Warm House
Warm House.
Warm House (live at BookPeople, Austin, TX, 10/20/15).
Ian Penman, in a review of Unfaithful Music & Disappearing Ink that ran in The Guardian last month, notes that:
Declan Patrick Aloysius MacManus (AKA Elvis Costello) says he wrote his memoir to give his sons an idea of who he used to be (“It was so much easier / when I was cruel…”), and how he came to be the man he is now.

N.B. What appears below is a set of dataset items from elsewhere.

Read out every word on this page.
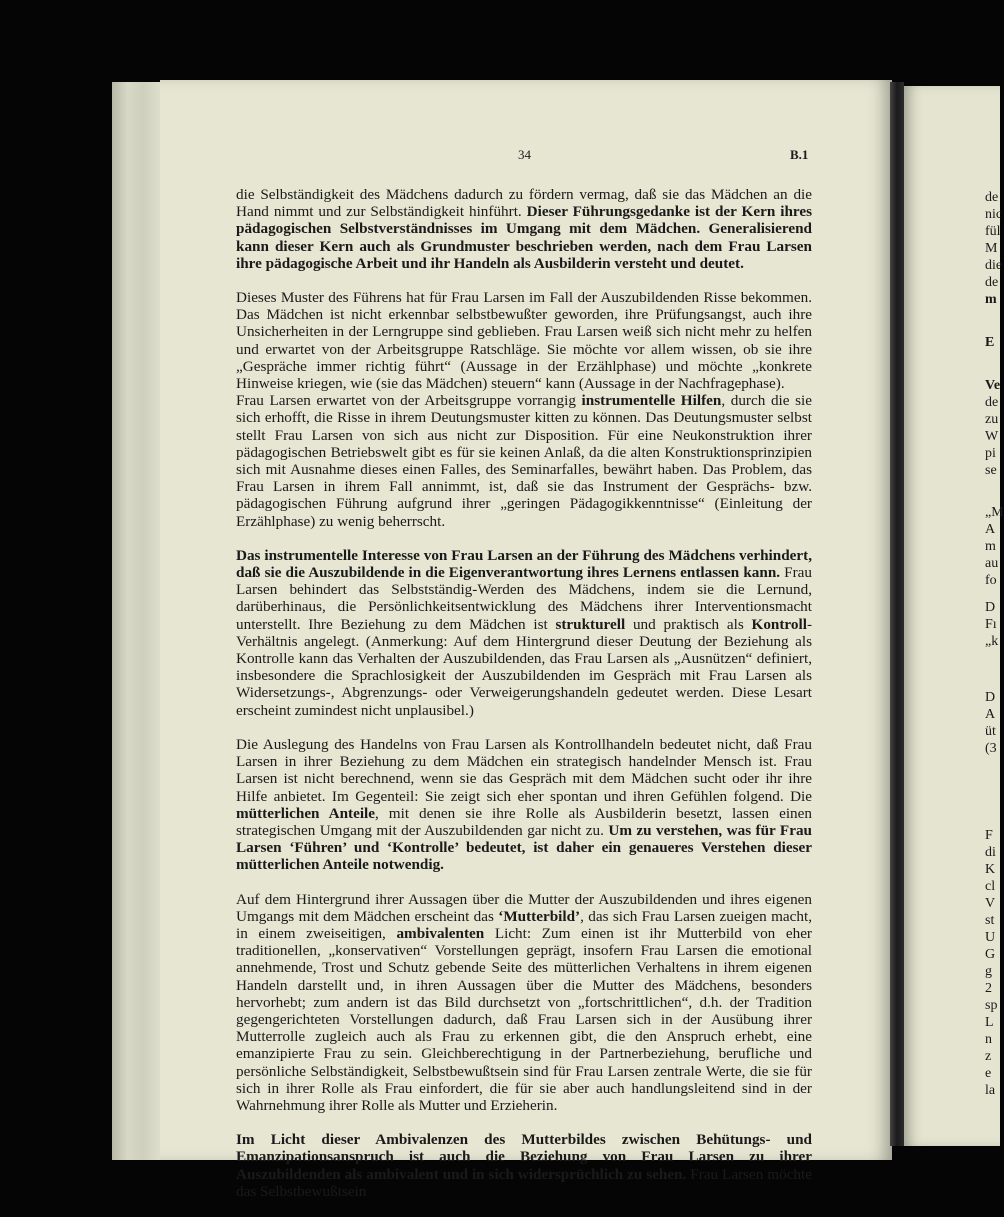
34	B.1

die Selbständigkeit des Mädchens dadurch zu fördern vermag, daß sie das Mädchen an die Hand nimmt und zur Selbständigkeit hinführt. Dieser Führungsgedanke ist der Kern ihres pädagogischen Selbstverständnisses im Umgang mit dem Mädchen. Generalisierend kann dieser Kern auch als Grundmuster beschrieben werden, nach dem Frau Larsen ihre pädagogische Arbeit und ihr Handeln als Ausbilderin versteht und deutet.

Dieses Muster des Führens hat für Frau Larsen im Fall der Auszubildenden Risse bekommen. Das Mädchen ist nicht erkennbar selbstbewußter geworden, ihre Prüfungsangst, auch ihre Unsicherheiten in der Lerngruppe sind geblieben. Frau Larsen weiß sich nicht mehr zu helfen und erwartet von der Arbeitsgruppe Ratschläge. Sie möchte vor allem wissen, ob sie ihre „Gespräche immer richtig führt“ (Aussage in der Erzählphase) und möchte „konkrete Hinweise kriegen, wie (sie das Mädchen) steuern“ kann (Aussage in der Nachfragephase).
Frau Larsen erwartet von der Arbeitsgruppe vorrangig instrumentelle Hilfen, durch die sie sich erhofft, die Risse in ihrem Deutungsmuster kitten zu können. Das Deutungsmuster selbst stellt Frau Larsen von sich aus nicht zur Disposition. Für eine Neukonstruktion ihrer pädagogischen Betriebswelt gibt es für sie keinen Anlaß, da die alten Konstruktionsprinzipien sich mit Ausnahme dieses einen Falles, des Seminarfalles, bewährt haben. Das Problem, das Frau Larsen in ihrem Fall annimmt, ist, daß sie das Instrument der Gesprächs- bzw. pädagogischen Führung aufgrund ihrer „geringen Pädagogikkenntnisse“ (Einleitung der Erzählphase) zu wenig beherrscht.

Das instrumentelle Interesse von Frau Larsen an der Führung des Mädchens verhindert, daß sie die Auszubildende in die Eigenverantwortung ihres Lernens entlassen kann. Frau Larsen behindert das Selbstständig-Werden des Mädchens, indem sie die Lernund, darüberhinaus, die Persönlichkeitsentwicklung des Mädchens ihrer Interventionsmacht unterstellt. Ihre Beziehung zu dem Mädchen ist strukturell und praktisch als Kontroll-Verhältnis angelegt. (Anmerkung: Auf dem Hintergrund dieser Deutung der Beziehung als Kontrolle kann das Verhalten der Auszubildenden, das Frau Larsen als „Ausnützen“ definiert, insbesondere die Sprachlosigkeit der Auszubildenden im Gespräch mit Frau Larsen als Widersetzungs-, Abgrenzungs- oder Verweigerungshandeln gedeutet werden. Diese Lesart erscheint zumindest nicht unplausibel.)

Die Auslegung des Handelns von Frau Larsen als Kontrollhandeln bedeutet nicht, daß Frau Larsen in ihrer Beziehung zu dem Mädchen ein strategisch handelnder Mensch ist. Frau Larsen ist nicht berechnend, wenn sie das Gespräch mit dem Mädchen sucht oder ihr ihre Hilfe anbietet. Im Gegenteil: Sie zeigt sich eher spontan und ihren Gefühlen folgend. Die mütterlichen Anteile, mit denen sie ihre Rolle als Ausbilderin besetzt, lassen einen strategischen Umgang mit der Auszubildenden gar nicht zu. Um zu verstehen, was für Frau Larsen ‘Führen’ und ‘Kontrolle’ bedeutet, ist daher ein genaueres Verstehen dieser mütterlichen Anteile notwendig.

Auf dem Hintergrund ihrer Aussagen über die Mutter der Auszubildenden und ihres eigenen Umgangs mit dem Mädchen erscheint das ‘Mutterbild’, das sich Frau Larsen zueigen macht, in einem zweiseitigen, ambivalenten Licht: Zum einen ist ihr Mutterbild von eher traditionellen, „konservativen“ Vorstellungen geprägt, insofern Frau Larsen die emotional annehmende, Trost und Schutz gebende Seite des mütterlichen Verhaltens in ihrem eigenen Handeln darstellt und, in ihren Aussagen über die Mutter des Mädchens, besonders hervorhebt; zum andern ist das Bild durchsetzt von „fortschrittlichen“, d.h. der Tradition gegengerichteten Vorstellungen dadurch, daß Frau Larsen sich in der Ausübung ihrer Mutterrolle zugleich auch als Frau zu erkennen gibt, die den Anspruch erhebt, eine emanzipierte Frau zu sein. Gleichberechtigung in der Partnerbeziehung, berufliche und persönliche Selbständigkeit, Selbstbewußtsein sind für Frau Larsen zentrale Werte, die sie für sich in ihrer Rolle als Frau einfordert, die für sie aber auch handlungsleitend sind in der Wahrnehmung ihrer Rolle als Mutter und Erzieherin.

Im Licht dieser Ambivalenzen des Mutterbildes zwischen Behütungs- und Emanzipationsanspruch ist auch die Beziehung von Frau Larsen zu ihrer Auszubildenden als ambivalent und in sich widersprüchlich zu sehen. Frau Larsen möchte das Selbstbewußtsein

de
nic
fül
M
die
de
m
E
Ve
de
zu
W
pi
se
„M
A
m
au
fo
D
Fı
„k
D
A
üt
(3
F
di
K
cl
V
st
U
G
g
2
sp
L
n
z
e
la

I’m not sure where this assertion comes from – Costello’s statement of purpose might be somewhere in the text, and I do have a faint memory of having read it previously, but I can’t seem to find it now. Perhaps it’s just an assumption: why else would a father of three write down his life story? Anyway, the review goes on to complain – I’m paraphrasing here – that Costello became the man he is quite a while ago, and that the book’s account of what’s happened since isn’t all that interesting. Its back half is, Penman grouses, an “un-edgy portrait of the artist as mature craftsman.” There’s something to this: nobody’s grownuphood makes for stories as gripping as the process by which he came to be. Penman sums up the memoir’s material of more recent vintage with a sharpshooter’s precision: “I met [insert musician here, Allen Toussaint or Burt Bacharach or Paul McCartney], and he was just lovely and we worked together…” Penman prefers the earlier stuff, songwise and storywise alike, and it’s hard not to feel like the author of the book agrees: by far its liveliest prose, and for that matter the stuff that tends to be discussed most in interviews promoting it, is Costello’s era of development, the long road to stardom, his “apprenticeship,” as he calls it. No wonder, really. Costello’s kids know, after all, the man he is now. The guy that requires an introduction, an explanation, often an apology, is the one he “used to be.”